А тот рассказывал, как избавился от туберкулеза. Никакой вентиляции легких, никаких альпийских санаториев и лежания под открытым небом на высокогорном воздухе. Ничего из этого он и не пробовал, знал, что не поможет. Вся его родня, кроме матери, умерла от туберкулеза, он остался последним из некогда многочисленного семейства и заранее смирился с тем, что его ждет та же судьба. И в этом нет ничего трагичного. Человек даже не чувствует себя несчастным. Перед фактом заранее известного и быстрого исчезновения его может охватить лишь легкая меланхолия. Такой человек не выбирает для чтения слишком толстые романы, знает, что до конца может и не добраться. Он, например, никогда не читал «Войну и мир» Льва Николаевича Толстого. И коль скоро он писатель или, по крайней мере, пытается стать им, он не берется за романы, а пишет только стихи и рассказы. То есть берется за то, работа над чем измеряется днями, неделями или месяцами, но никак не годами. Романы пишут здоровые люди, – сказал он.

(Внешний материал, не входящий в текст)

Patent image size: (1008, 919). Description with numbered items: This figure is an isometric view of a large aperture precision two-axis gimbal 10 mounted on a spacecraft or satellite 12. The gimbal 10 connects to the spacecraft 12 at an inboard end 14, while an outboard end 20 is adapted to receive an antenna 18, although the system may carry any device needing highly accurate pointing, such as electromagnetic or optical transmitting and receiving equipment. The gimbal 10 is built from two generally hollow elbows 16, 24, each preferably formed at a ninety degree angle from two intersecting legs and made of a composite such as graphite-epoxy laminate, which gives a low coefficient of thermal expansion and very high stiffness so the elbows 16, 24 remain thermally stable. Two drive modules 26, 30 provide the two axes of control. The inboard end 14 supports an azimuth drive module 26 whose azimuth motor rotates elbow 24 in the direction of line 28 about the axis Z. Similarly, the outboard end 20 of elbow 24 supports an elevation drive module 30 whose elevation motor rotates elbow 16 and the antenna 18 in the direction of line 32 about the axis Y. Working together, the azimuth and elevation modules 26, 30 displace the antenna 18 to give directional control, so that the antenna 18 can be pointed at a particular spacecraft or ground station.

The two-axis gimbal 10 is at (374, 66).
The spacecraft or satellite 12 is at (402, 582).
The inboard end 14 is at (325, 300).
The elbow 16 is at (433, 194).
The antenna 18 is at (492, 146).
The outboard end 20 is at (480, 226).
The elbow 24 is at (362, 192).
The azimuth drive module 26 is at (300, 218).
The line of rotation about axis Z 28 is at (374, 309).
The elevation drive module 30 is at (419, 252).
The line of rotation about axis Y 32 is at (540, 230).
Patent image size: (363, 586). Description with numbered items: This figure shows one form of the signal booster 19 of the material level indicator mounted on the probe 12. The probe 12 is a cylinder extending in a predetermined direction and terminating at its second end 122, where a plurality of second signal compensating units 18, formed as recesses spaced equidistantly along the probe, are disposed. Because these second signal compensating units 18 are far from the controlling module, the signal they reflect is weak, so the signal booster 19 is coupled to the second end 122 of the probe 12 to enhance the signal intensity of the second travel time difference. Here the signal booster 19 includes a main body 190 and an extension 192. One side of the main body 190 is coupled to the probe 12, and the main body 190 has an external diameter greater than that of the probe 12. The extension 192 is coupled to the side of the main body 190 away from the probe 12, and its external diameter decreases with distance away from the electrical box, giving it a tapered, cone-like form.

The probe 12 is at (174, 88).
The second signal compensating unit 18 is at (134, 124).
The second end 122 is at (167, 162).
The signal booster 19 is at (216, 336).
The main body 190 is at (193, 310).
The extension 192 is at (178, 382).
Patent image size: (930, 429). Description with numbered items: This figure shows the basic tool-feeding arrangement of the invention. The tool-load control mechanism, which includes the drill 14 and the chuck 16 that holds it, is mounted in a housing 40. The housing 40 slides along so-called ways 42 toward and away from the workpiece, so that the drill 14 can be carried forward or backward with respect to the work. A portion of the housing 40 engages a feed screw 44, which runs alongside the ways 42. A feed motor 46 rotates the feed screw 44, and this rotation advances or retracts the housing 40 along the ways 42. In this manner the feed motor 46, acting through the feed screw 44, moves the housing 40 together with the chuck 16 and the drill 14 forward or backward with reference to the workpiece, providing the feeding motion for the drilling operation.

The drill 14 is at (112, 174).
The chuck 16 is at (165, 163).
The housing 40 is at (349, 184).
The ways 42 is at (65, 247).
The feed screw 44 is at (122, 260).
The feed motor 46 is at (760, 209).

И тут, надо же, случилось так, что он выздоровел.
В первый момент – огромное счастье. Потом это чувство исчезло, и он смирился с жизнью так же меланхолично, как еще вчера мирился со смертью.
– Там, где медицина бессильна, помогает случай. И соленый средиземноморский воздух, который гонит ветер с открытого моря!
Он рассказывал о маленьком отеле, который открыла в горах на северной Адриатике некая немецкая дама родом из Шварцвальда. Туда не ведет ни одна дорога, и это идеальное укромное место для отдыха, размышления, выздоровления или тихого умирания.
– А все это иногда одно и то же, – добавил он.
Профессор улыбнулся. И подумал, что собеседник слегка важничает.
– И когда снова начнется война, а война наверняка снова начнется и будет страшной, в этом отеле можно укрыться, – продолжал дипломат, и Томаш запомнил его слова, а потом, в тот самый вторник, они всплыли в его памяти, и он тут же решил увезти Давида в этот отель. Посмотрел на географическую карту и увидел, что Кралевица совсем близко.
И вдруг моментально ожил и воспрял духом, как после легкого дневного сна.
Сказал, что обратно в Цриквеницу они не вернутся, а продолжат путешествие дальше, потом сел за руль «мерседеса» и, оставив Хенрика, Ружу и мальчика в компании с французскими глаголами, отправился искать людей, которые смогли бы помочь ему в этой необычной экспедиции.
Каменная набережная была почти пуста.
Пожилой рыбак, разложив на тротуаре сеть, пытался ее распутать. Если кому-то захочется здесь пройти, придется обходить это место. Правда, никого не было. Томаш решил, что сеть запуталась во время сильного шторма. Что бы другое могло привести ее в такое состояние?